Wednesday, June 14, 2006
THE SUMMER OF ’89
Processed nostalgia isn’t normally my kind of thing, but I ended up watching The Summer Of ’89 last Saturday night. You know the kind of thing. Lots of talking heads reflect on the popular culture of the day with a bit of politics thrown in to make it seem clever (after all, it was shown on BBC 2). Much time was devoted to the M25 orbital raves that happened that summer. There can’t be many people who aren’t familiar with the story. Even my mum said, ‘Oh yes, I remember this.’ Indeed, the narrative ran on rails: dance music’s big, everyone’s taking ecstacy, promoters throw big parties, you have to ring up to find out where it is, big convoys of ravers circle the M25, and so on.
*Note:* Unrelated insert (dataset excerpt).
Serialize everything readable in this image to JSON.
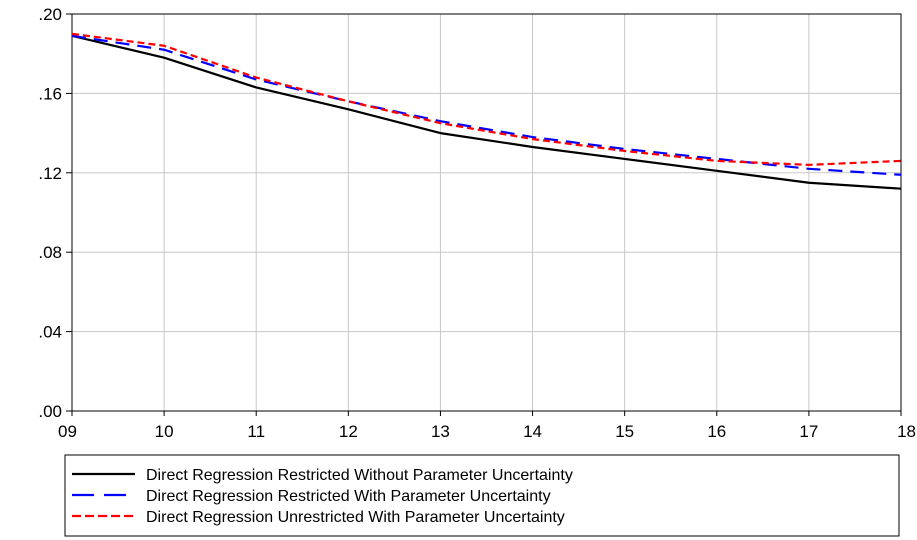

However, in amongst the commonplace reminicences (did anyone really need to hear Lisa Loud explaining how ecstacy did more to reduce violence on the football terraces than the police ever could?) there was one gem. It was an interview with a farmer who hired out his field for a rave. The following day, his neighbours were mightly miffed. He remembered, with a somewhat hurt expression, that for a long time afterwards whenever he went in the local pub everyone else would move up the other end. “It was a nice pub, as well,” he said. But he added that in retrospect he didn’t mind because 20,000 people had a good time and he felt quite proud. Forget Anthony Wilson banging (again!) on about the ten year youth culture cycle and every youth movement having its own drug. The farmer summed up the spirit of the time better than anyone.